Los consumos problemáticos durante el embarazo y la maternidad se convirtieron en una de las situaciones que más preocupan a la Defensoría de los Derechos de Niños, Niñas y Adolescentes de Misiones. Según advirtió su titular, Rossana Franco, cada vez son más las intervenciones en las que bebés deben ser incorporados al sistema de protección mientras la Justicia y los organismos estatales trabajan sobre la situación familiar.
La funcionaria explicó que la Defensoría es autoridad de aplicación de la Ley Provincial II N° 36, que regula el Sistema de Acogimiento Familiar, destinado principalmente a niños de entre 0 y 5 años que, de manera transitoria, no pueden permanecer con su familia de origen.
«Actualmente, en varias de las situaciones en las cuales nosotros venimos trabajando, hemos tenido muchos casos de bebés que justamente estuvieron en el hospital y que han ingresado al sistema por tener cocaína en sangre», afirmó.
Franco explicó que estos casos están asociados a madres que atraviesan consumos problemáticos y requieren un abordaje integral.
«Si la familia no es apta, o sea, no puede hacerse cargo de este bebé, y la madre está en esa situación, el niño está en el sistema de acogimiento familiar hasta que se defina con la Justicia qué va a suceder», señaló.
La defensora aclaró que la medida busca proteger al niño mientras se trabaja con la familia y no implica necesariamente una separación definitiva.
«También va a depender de que esta madre haga un tratamiento, con todo un acompañamiento desde los equipos del Ministerio de Prevención», sostuvo.
Las declaraciones llegan semanas después del caso de una beba de siete meses que fue internada en el Hospital de Pediatría de Posadas luego de que estudios detectaran cocaína en su organismo. La investigación judicial continúa, mientras el episodio volvió a poner en agenda el impacto que pueden tener los consumos problemáticos durante el embarazo y la lactancia.

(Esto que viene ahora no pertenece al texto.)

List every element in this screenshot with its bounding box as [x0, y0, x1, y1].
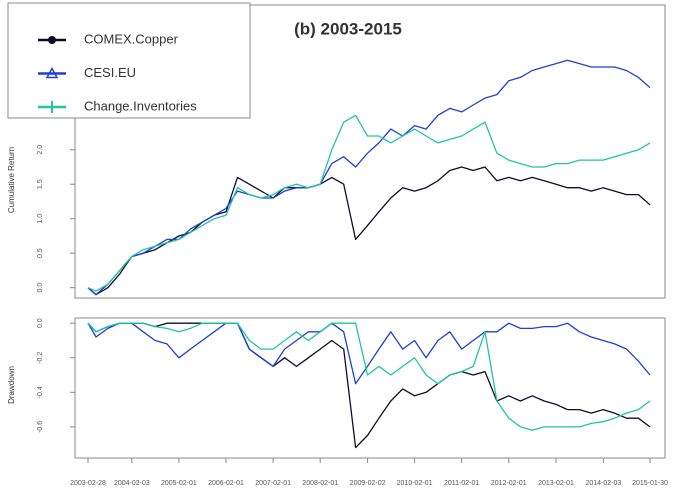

El acogimiento familiar, antes que la institucionalización
Franco recordó que el objetivo del sistema provincial es que los niños permanezcan en un entorno familiar siempre que sea posible.
«Nosotros sostenemos que el mejor lugar donde debe estar un niño, una niña o un adolescente es en una familia, porque es justamente uno de los derechos fundamentales: vivir en familia.»
Solo cuando no existe un familiar o referente afectivo que pueda asumir el cuidado se recurre, como última instancia, a un dispositivo institucional.
La importancia de denunciar
La funcionaria remarcó que la intervención temprana resulta fundamental para evitar que las situaciones de vulneración de derechos se agraven y recordó que cualquier persona puede dar aviso a las autoridades.
«Tenemos que romper con ese silencio y pensar que lo más preciado que tenemos en nuestra sociedad son los niños.»
Franco insistió en que la comunidad tiene un rol clave en la detección de estas situaciones.
«Nosotros sostenemos desde la Defensoría que todos somos defensores. En el momento que vemos una situación de vulneración de derechos hacia un niño, una niña o un adolescente tenemos la responsabilidad como ciudadanos de hacer la denuncia correspondiente.»
Las denuncias pueden realizarse en las comisarías, fiscalías, direcciones municipales de Niñez o en la Defensoría de los Derechos de Niños, Niñas y Adolescentes. También se encuentran habilitadas la Línea 102 de atención a niños, niñas y adolescentes, el 911 y la Línea 137 para situaciones de violencia.
La defensora subrayó que denunciar no solo permite proteger a los niños, sino también activar las redes de asistencia para las familias que atraviesan consumos problemáticos. «Tenemos que romper con el miedo y tenemos que avanzar y cuidar a nuestros niños, niñas y adolescentes», concluyó.